Frank Lee tells his son to stop being a pussy.
LEGEND OF A WARRIOR (Corey Lee). See listings. Rating: NNNN
A son making a documentary about his father? Not particularly original. But when the father is a martial arts master and the son is a filmmaker who hasn't practised a scissor kick since he was a teenager, well, that's something new.
Corey Lee's Legend Of A Warrior - which begins its Toronto run this week at the Projection Booth in Leslieville and the Projection Booth Metro in the Annex - explores his ambivalent relationship with his imposing father, 70-year-old Frank Lee, whose Edmonton martial arts studio looms large in Corey's life.
Now a father himself, the 40-something Corey resumes his training in or der to spend more time with his dad - and under Corey's gradual prodding, Frank opens up about his past.

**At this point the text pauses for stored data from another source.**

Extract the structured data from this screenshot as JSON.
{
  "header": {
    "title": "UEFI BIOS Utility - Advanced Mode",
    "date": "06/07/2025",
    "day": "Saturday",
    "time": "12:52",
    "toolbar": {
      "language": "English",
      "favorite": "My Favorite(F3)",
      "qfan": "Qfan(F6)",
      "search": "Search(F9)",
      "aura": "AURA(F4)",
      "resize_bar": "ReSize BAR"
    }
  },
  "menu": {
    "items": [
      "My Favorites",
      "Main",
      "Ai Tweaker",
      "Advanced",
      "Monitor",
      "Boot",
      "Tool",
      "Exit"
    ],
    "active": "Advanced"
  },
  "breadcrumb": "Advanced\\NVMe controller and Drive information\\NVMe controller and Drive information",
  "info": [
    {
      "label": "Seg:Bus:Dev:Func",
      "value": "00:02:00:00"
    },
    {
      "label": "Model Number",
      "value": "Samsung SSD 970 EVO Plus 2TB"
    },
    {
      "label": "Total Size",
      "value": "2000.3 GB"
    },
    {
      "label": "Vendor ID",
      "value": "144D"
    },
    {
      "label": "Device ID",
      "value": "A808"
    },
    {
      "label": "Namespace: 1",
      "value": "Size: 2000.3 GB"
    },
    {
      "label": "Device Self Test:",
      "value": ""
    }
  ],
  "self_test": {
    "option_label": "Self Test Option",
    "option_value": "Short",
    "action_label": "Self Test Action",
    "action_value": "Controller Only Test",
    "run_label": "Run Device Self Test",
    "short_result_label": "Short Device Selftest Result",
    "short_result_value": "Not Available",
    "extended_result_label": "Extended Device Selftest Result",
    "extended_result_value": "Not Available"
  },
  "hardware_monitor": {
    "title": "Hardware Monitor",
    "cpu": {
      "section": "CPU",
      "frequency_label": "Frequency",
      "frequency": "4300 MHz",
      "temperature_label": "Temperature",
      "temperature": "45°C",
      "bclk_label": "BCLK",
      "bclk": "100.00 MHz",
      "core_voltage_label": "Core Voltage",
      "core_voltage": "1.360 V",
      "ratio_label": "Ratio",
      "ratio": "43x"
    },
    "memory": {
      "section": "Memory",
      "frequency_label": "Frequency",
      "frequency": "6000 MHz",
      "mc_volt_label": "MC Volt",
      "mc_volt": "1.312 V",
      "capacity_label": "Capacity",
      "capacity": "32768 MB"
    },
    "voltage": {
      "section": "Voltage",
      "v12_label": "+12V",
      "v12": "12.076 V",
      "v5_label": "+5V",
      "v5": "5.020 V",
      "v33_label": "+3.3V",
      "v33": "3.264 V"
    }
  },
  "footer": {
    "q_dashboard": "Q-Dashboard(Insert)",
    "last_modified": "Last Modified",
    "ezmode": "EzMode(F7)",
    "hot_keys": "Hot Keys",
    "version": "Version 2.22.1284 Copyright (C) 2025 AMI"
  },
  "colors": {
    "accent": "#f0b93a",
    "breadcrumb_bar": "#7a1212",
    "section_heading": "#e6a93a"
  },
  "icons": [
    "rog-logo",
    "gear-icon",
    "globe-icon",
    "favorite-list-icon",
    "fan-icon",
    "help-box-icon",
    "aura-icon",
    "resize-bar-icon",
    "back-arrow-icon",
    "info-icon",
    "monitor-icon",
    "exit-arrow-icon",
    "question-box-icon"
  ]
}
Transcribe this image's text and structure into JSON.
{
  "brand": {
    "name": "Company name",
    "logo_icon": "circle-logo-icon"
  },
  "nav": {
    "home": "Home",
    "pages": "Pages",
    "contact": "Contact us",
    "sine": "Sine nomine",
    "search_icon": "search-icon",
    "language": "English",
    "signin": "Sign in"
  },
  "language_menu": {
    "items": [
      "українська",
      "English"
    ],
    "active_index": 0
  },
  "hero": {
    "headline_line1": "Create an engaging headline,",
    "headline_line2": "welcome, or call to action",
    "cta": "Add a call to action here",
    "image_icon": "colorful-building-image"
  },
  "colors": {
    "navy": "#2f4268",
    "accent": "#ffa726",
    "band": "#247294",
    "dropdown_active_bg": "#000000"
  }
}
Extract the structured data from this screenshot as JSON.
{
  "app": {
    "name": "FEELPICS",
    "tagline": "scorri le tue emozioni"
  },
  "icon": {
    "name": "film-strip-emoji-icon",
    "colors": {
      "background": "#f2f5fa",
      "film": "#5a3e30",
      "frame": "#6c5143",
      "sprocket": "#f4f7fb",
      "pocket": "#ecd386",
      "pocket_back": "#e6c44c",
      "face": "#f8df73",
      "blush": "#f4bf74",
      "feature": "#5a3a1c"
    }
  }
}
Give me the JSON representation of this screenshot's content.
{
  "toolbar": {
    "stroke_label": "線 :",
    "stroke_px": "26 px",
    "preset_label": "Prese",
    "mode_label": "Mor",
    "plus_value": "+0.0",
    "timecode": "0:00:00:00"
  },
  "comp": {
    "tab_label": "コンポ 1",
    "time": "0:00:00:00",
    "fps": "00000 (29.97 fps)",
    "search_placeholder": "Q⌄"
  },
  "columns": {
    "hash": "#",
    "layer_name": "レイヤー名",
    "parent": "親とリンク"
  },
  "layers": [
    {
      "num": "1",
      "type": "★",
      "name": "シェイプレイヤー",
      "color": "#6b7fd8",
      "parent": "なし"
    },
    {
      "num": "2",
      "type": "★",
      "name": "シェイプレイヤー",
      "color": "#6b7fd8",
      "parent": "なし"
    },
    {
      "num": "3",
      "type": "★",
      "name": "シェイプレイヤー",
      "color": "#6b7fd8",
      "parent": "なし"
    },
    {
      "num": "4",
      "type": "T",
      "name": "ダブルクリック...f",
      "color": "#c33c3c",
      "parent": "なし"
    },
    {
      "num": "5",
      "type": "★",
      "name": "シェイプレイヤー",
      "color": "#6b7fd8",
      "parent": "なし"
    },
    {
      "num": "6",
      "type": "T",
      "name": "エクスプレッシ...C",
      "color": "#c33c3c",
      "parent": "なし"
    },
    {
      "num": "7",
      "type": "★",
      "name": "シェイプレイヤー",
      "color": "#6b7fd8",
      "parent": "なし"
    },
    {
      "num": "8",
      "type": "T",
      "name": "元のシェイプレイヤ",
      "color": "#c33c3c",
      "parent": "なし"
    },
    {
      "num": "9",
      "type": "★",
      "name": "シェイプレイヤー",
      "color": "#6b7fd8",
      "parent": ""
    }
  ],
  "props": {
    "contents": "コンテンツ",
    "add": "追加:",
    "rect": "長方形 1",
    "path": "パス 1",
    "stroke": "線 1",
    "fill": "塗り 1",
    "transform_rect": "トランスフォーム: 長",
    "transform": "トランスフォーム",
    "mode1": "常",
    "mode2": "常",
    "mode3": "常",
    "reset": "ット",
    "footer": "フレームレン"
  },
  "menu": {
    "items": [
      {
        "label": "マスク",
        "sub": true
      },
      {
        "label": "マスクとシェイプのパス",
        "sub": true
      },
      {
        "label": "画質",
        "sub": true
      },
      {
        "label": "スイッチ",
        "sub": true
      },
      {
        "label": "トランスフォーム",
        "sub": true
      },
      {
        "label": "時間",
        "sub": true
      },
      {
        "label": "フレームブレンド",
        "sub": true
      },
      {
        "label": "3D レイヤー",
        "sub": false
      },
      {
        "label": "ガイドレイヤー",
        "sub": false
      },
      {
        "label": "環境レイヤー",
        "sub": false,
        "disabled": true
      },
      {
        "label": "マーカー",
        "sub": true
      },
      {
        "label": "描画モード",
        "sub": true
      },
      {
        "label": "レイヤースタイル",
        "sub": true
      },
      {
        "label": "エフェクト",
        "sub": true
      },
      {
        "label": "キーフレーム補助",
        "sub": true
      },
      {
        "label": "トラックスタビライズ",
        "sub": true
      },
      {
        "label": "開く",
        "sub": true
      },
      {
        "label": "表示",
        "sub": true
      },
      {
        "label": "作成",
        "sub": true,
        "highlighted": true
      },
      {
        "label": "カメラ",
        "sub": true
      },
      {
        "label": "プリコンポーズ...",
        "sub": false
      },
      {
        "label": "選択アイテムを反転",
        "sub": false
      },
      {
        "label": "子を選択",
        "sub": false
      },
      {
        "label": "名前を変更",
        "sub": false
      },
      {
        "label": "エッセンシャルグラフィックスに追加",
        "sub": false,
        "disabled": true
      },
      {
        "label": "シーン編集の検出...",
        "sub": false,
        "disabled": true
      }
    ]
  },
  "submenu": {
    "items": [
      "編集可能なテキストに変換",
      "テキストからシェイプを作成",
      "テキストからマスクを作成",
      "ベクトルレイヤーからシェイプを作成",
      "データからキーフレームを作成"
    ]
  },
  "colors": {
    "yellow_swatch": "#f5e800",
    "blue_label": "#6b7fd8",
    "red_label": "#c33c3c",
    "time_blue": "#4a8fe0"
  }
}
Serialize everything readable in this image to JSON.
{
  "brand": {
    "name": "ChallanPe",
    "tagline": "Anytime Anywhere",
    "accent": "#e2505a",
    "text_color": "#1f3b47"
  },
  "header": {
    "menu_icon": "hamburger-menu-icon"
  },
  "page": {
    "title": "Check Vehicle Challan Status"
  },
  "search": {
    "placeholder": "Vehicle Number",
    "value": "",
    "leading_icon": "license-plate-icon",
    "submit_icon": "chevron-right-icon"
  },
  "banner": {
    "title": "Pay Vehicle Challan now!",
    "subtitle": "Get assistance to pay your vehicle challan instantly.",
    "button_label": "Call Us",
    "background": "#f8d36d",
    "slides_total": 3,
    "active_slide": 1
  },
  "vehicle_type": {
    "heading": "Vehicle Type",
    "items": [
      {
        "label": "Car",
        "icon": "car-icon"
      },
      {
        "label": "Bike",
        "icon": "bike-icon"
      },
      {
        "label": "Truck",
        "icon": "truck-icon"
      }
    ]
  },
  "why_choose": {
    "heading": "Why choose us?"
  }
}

The footage of Corey enduring Frank's gruelling training program is an instant metaphor for their relationship; both men are probably too old to be doing what they're doing, but they're pushing through toward an impossible goal.
The doc builds a compelling narrative even without the animated sequences that illustrate Frank's stories, and if the ending falls short of big revelations, this is still a moving tale of understanding and reconciliation between two generations and two cultures.
Screens nightly at the Projection Booth East and Projection Booth Metro.